A par disso, e assumindo particular importância, o Estado propõe-se a criar uma tarifa social de acesso a serviços de Internet para clientes finais economicamente vulneráveis e que deverá constar do leque de oferta de todas as operadoras, surgindo como auxílio de agregados familiares de baixos rendimentos ou de pessoas que beneficiem de certas prestações sociais. É uma medida imprescindível para efetivar a inclusão digital, tendo já sido objeto de aprovação por parte do Conselho de Ministros.
Neste âmbito, destaca-se também o direito à neutralidade da Internet, que pretende impedir a discriminação ou restrição dos conteúdos transmitidos e recebidos através da Internet, em função do remetente ou destinatário, bem como do tipo e conteúdo da informação.

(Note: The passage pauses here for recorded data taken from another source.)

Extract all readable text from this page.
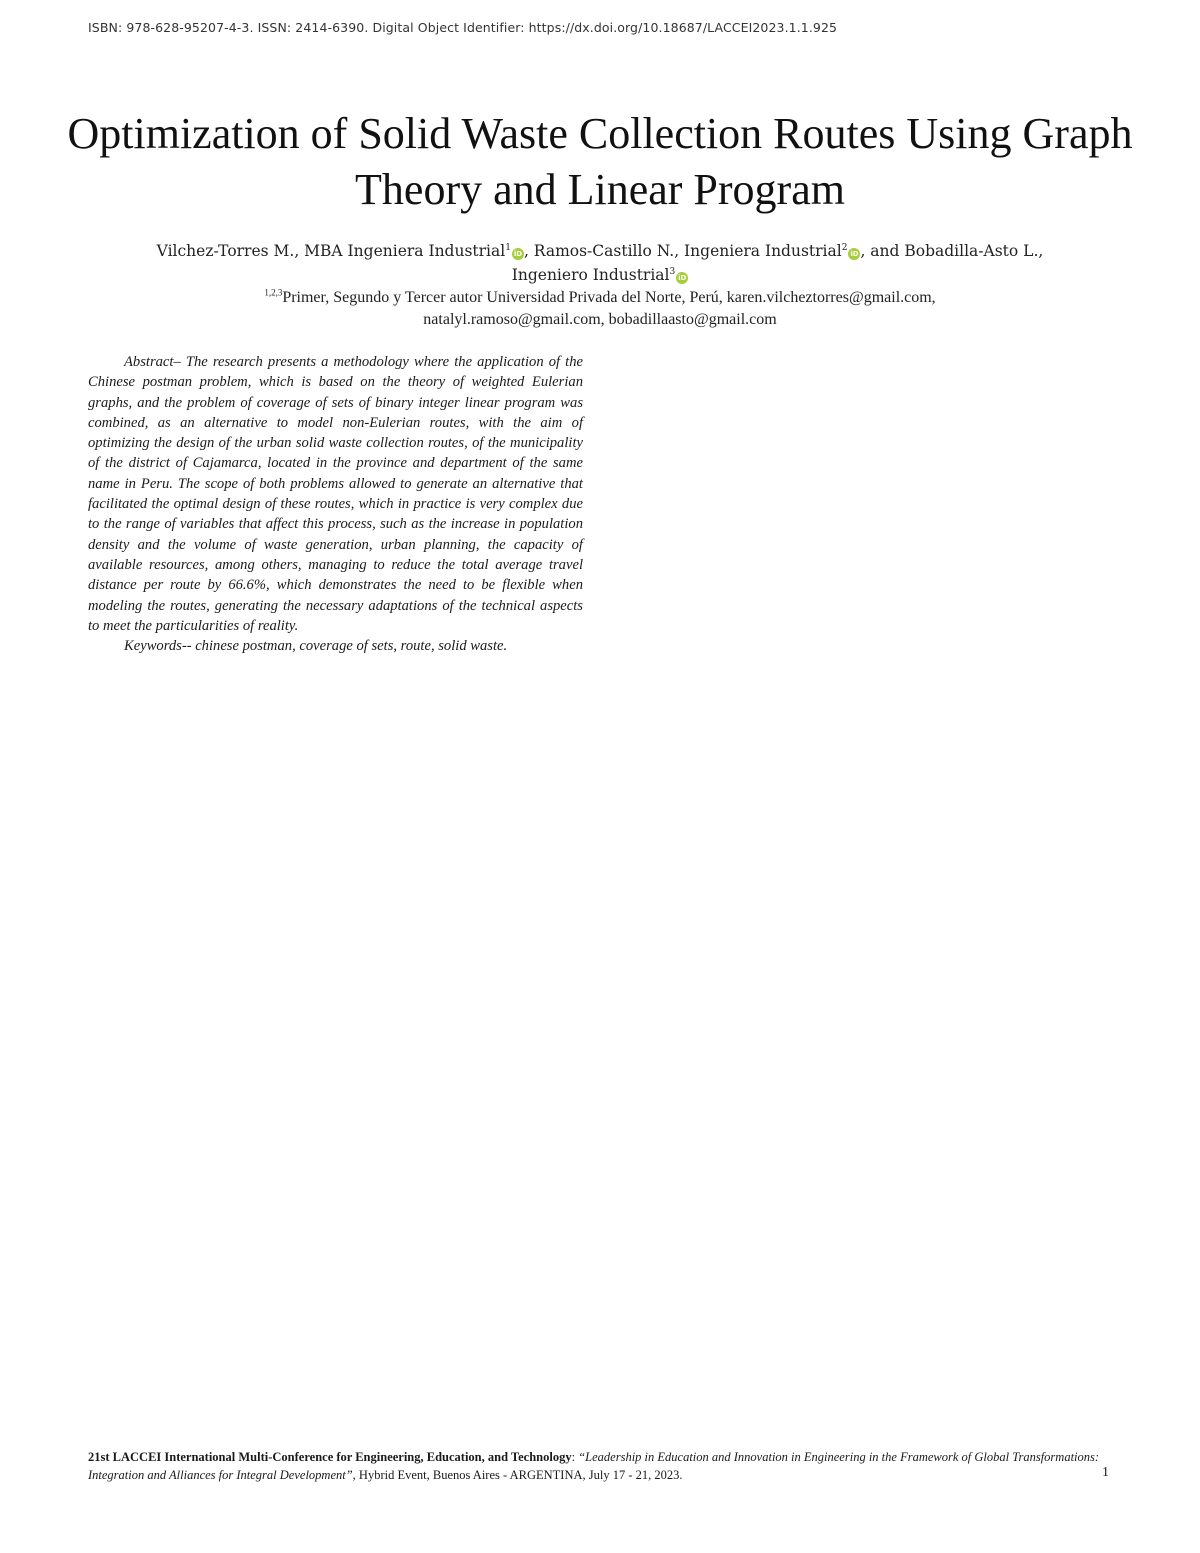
ISBN: 978-628-95207-4-3. ISSN: 2414-6390. Digital Object Identifier: https://dx.doi.org/10.18687/LACCEI2023.1.1.925
Optimization of Solid Waste Collection Routes Using Graph Theory and Linear Program
Vilchez-Torres M., MBA Ingeniera Industrial$^1$iD , Ramos-Castillo N., Ingeniera Industrial$^2$iD , and Bobadilla-Asto L.,
Ingeniero Industrial$^3$iD
$^{1,2,3}$Primer, Segundo y Tercer autor Universidad Privada del Norte, Perú, karen.vilcheztorres@gmail.com,
natalyl.ramoso@gmail.com, bobadillaasto@gmail.com

Abstract– The research presents a methodology where the application of the Chinese postman problem, which is based on the theory of weighted Eulerian graphs, and the problem of coverage of sets of binary integer linear program was combined, as an alternative to model non-Eulerian routes, with the aim of optimizing the design of the urban solid waste collection routes, of the municipality of the district of Cajamarca, located in the province and department of the same name in Peru. The scope of both problems allowed to generate an alternative that facilitated the optimal design of these routes, which in practice is very complex due to the range of variables that affect this process, such as the increase in population density and the volume of waste generation, urban planning, the capacity of available resources, among others, managing to reduce the total average travel distance per route by 66.6%, which demonstrates the need to be flexible when modeling the routes, generating the necessary adaptations of the technical aspects to meet the particularities of reality.

Keywords-- chinese postman, coverage of sets, route, solid waste.

21st LACCEI International Multi-Conference for Engineering, Education, and Technology: “Leadership in Education and Innovation in Engineering in the Framework of Global Transformations: Integration and Alliances for Integral Development”, Hybrid Event, Buenos Aires - ARGENTINA, July 17 - 21, 2023.	1
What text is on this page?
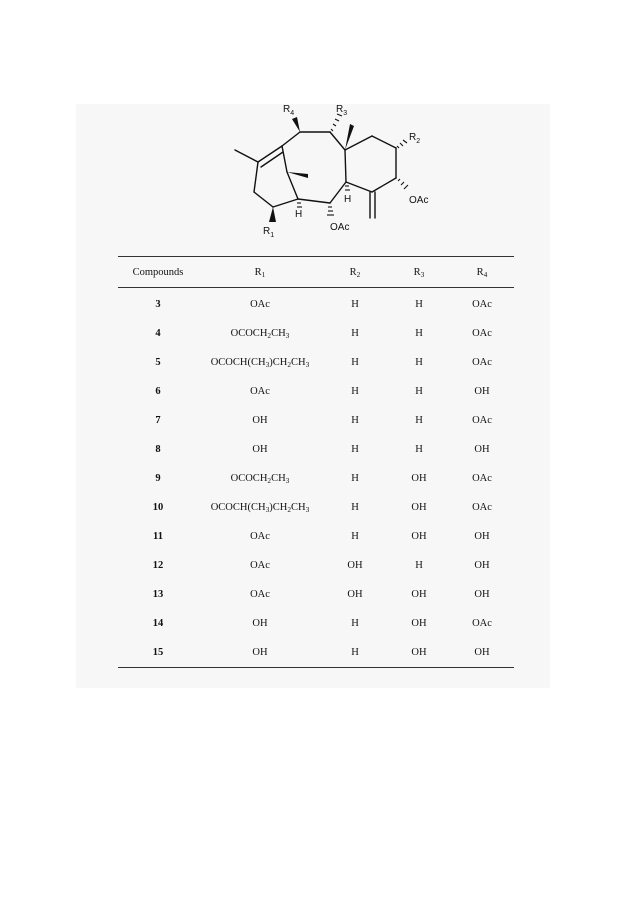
$R_4$	$R_3$
$R_2$
$R_1$
OAc
OAc
H
H
Compounds	$R_1$	$R_2$	$R_3$	$R_4$
3	OAc	H	H	OAc
4	$OCOCH_2CH_3$	H	H	OAc
5	$OCOCH(CH_3)CH_2CH_3$	H	H	OAc
6	OAc	H	H	OH
7	OH	H	H	OAc
8	OH	H	H	OH
9	$OCOCH_2CH_3$	H	OH	OAc
10	$OCOCH(CH_3)CH_2CH_3$	H	OH	OAc
11	OAc	H	OH	OH
12	OAc	OH	H	OH
13	OAc	OH	OH	OH
14	OH	H	OH	OAc
15	OH	H	OH	OH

– Direito à liberdade de expressão e criação em ambiente digital e direito à proteção contra a desinformação:
A Carta surge com um conjunto de medidas de combate à produção ou difusão de desinformação on-line, preocupação que tem ganho predominância nos nossos dias. Esta proteção tem de ser articulada com o direito à liberdade de expressão em ambiente digital previsto no diploma, que reconhece a liberdade de qualquer um criar, partilhar e difundir informações e opiniões em ambiente digital, direito que não deixa de configurar um corolário do constante na nossa lei fundamental. Por tal facto, a Carta avança, desde logo, com uma definição de desinformação, considerando qualquer narrativa comprovadamente falsa ou enganadora, divulgada para obter vantagens económicas ou para enganar deliberadamente o público e que seja suscetível de causar prejuízo ao mesmo. Tal definição contém elementos difíceis de concretizar pelo que o diploma tenta auxiliar na sua interpretação, considerando que informação comprovadamente falsa ou enganadora é, entre outros, a que deriva de textos ou vídeos manipulados ou fabricados, conceitos que não ficam igualmente isentos de concretização e comprovação no caso concreto.

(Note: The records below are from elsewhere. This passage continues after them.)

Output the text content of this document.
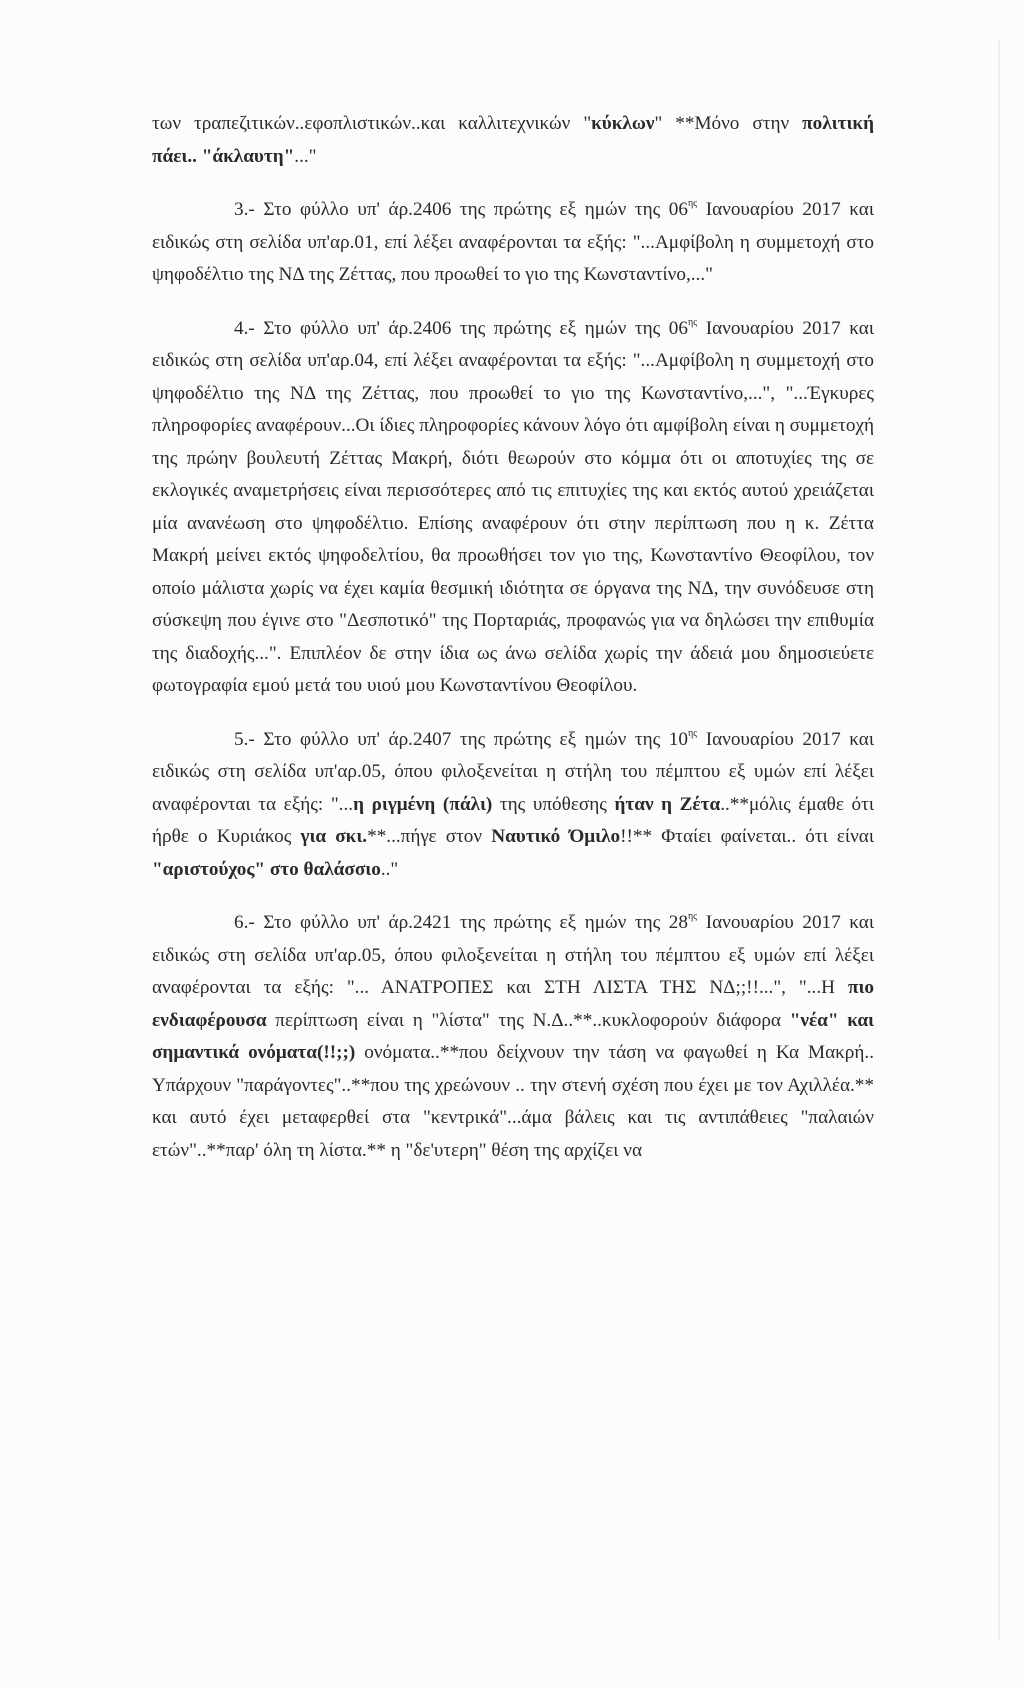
των τραπεζιτικών..εφοπλιστικών..και καλλιτεχνικών "κύκλων" **Μόνο στην πολιτική πάει.. "άκλαυτη"..."

3.- Στο φύλλο υπ' άρ.2406 της πρώτης εξ ημών της $06^{\eta\varsigma}$ Ιανουαρίου 2017 και ειδικώς στη σελίδα υπ'αρ.01, επί λέξει αναφέρονται τα εξής: "...Αμφίβολη η συμμετοχή στο ψηφοδέλτιο της ΝΔ της Ζέττας, που προωθεί το γιο της Κωνσταντίνο,..."

4.- Στο φύλλο υπ' άρ.2406 της πρώτης εξ ημών της $06^{\eta\varsigma}$ Ιανουαρίου 2017 και ειδικώς στη σελίδα υπ'αρ.04, επί λέξει αναφέρονται τα εξής: "...Αμφίβολη η συμμετοχή στο ψηφοδέλτιο της ΝΔ της Ζέττας, που προωθεί το γιο της Κωνσταντίνο,...", "...Έγκυρες πληροφορίες αναφέρουν...Οι ίδιες πληροφορίες κάνουν λόγο ότι αμφίβολη είναι η συμμετοχή της πρώην βουλευτή Ζέττας Μακρή, διότι θεωρούν στο κόμμα ότι οι αποτυχίες της σε εκλογικές αναμετρήσεις είναι περισσότερες από τις επιτυχίες της και εκτός αυτού χρειάζεται μία ανανέωση στο ψηφοδέλτιο. Επίσης αναφέρουν ότι στην περίπτωση που η κ. Ζέττα Μακρή μείνει εκτός ψηφοδελτίου, θα προωθήσει τον γιο της, Κωνσταντίνο Θεοφίλου, τον οποίο μάλιστα χωρίς να έχει καμία θεσμική ιδιότητα σε όργανα της ΝΔ, την συνόδευσε στη σύσκεψη που έγινε στο "Δεσποτικό" της Πορταριάς, προφανώς για να δηλώσει την επιθυμία της διαδοχής...". Επιπλέον δε στην ίδια ως άνω σελίδα χωρίς την άδειά μου δημοσιεύετε φωτογραφία εμού μετά του υιού μου Κωνσταντίνου Θεοφίλου.

5.- Στο φύλλο υπ' άρ.2407 της πρώτης εξ ημών της $10^{\eta\varsigma}$ Ιανουαρίου 2017 και ειδικώς στη σελίδα υπ'αρ.05, όπου φιλοξενείται η στήλη του πέμπτου εξ υμών επί λέξει αναφέρονται τα εξής: "...η ριγμένη (πάλι) της υπόθεσης ήταν η Ζέτα..**μόλις έμαθε ότι ήρθε ο Κυριάκος για σκι.**...πήγε στον Ναυτικό Όμιλο!!** Φταίει φαίνεται.. ότι είναι "αριστούχος" στο θαλάσσιο.."

6.- Στο φύλλο υπ' άρ.2421 της πρώτης εξ ημών της $28^{\eta\varsigma}$ Ιανουαρίου 2017 και ειδικώς στη σελίδα υπ'αρ.05, όπου φιλοξενείται η στήλη του πέμπτου εξ υμών επί λέξει αναφέρονται τα εξής: "... ΑΝΑΤΡΟΠΕΣ και ΣΤΗ ΛΙΣΤΑ ΤΗΣ ΝΔ;;!!...", "...Η πιο ενδιαφέρουσα περίπτωση είναι η "λίστα" της Ν.Δ..**..κυκλοφορούν διάφορα "νέα" και σημαντικά ονόματα(!!;;) ονόματα..**που δείχνουν την τάση να φαγωθεί η Κα Μακρή.. Υπάρχουν "παράγοντες"..**που της χρεώνουν .. την στενή σχέση που έχει με τον Αχιλλέα.** και αυτό έχει μεταφερθεί στα "κεντρικά"...άμα βάλεις και τις αντιπάθειες "παλαιών ετών"..**παρ' όλη τη λίστα.** η "δε'υτερη" θέση της αρχίζει να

Ainda assim, entende-se que os limites de ambos os direitos poderão conflituar em determinados casos, invocando uma análise cuidada sobre a extensão de cada um, para que nenhuma das pretensões da presente Carta acabe inutilizada, incluindo o próprio direito à neutralidade da Internet. Em seguimento de tal objetivo, o Estado compromete-se a apoiar a criação de estruturas de verificação de factos pelos órgãos de comunicação social, bem como a atribuição de selos de qualidade.
– Direito ao testamento digital:
Reconhece-se a relevância do conteúdo criado em ambiente digital, que recebe também particular atenção na sua proteção enquanto criação intelectual, artística, científica e técnica, bem como aos dados pessoais constantes de perfis e contas pessoais em plataformas digitais, prevendo a possibilidade do titular, com capacidade testamentária, dispor antecipadamente sobre os mesmos. Confere-se primazia à estipulação contratual do titular sobre a não supressão dos seus perfis pessoais em redes sociais ou simulares junto dos prestadores do serviço. Nesta matéria não deixam de surgir questões sobre a típica vinculação a cláusulas contratuais gerais criadas em bloco e sem individualidade, podendo o titular vincular-se a tal disposição sem compreender, no momento, os efeitos práticos da sua opção.
– Proteção de dados pessoais, direito ao esquecimento, segurança e sigilo das comunicações:
A par da legislação existente, a Carta Portuguesa vem reforçar, de modo mais amplo, o direito à privacidade e à proteção dos dados pessoais, visando garantir que todos têm direito à privacidade nas comunicações eletrónicas, à portabilidade dos seus dados, à explicação do processo decisório mediante o uso de algoritmos, bem como, ao direito de obter o apoio do Estado no exercício do direito ao esquecimento.
Nesta sede, prevê-se a proteção contra o geolocalização abusiva, exigindo que a utilização de dados de localização pelas plataformas se dê apenas mediante o consentimento do titular ou autorização legal.
– Direitos digitais face à Administração Pública:
Reconhece-se garantias aos administrados especificamente em relação aos procedimentos administrativos digitais, garantido o direito à informação, à assistência pessoal em relação a procedimentos exclusivamente digitais, a reutilização de dados que já se encontrem em aplicações informáticas de serviços públicos de modo a evitar um fornecimento repetitivo de dados, bem como à livre utilização de uma plataforma europeia digital única para aceder a informação.
Por fim, e com vista à boa aplicação e execução da Carta Portuguesa, é reconhecida a figura de ação popular digital, permitindo que os cidadãos possam assegurar a defesa dos seus direitos digitais e reagir contra eventuais violações do disposto na Carta.
O diploma configura um marco importante na transformação digital da sociedade portuguesa, mas surge, em relação a determinados aspetos, como um reforço de direitos e garantias previstos na legislação existente, mas que encontram um novo incentivo de ação. É, parece-nos, na consagração do direito de livre acesso e à neutralidade da Internet, materializados na redução do preço de acesso à Internet e no nivelamento de conectividade nas diferentes zonas do país, bem como na proteção contra a desinformação, que se encontra alguns dos seus maiores pilares.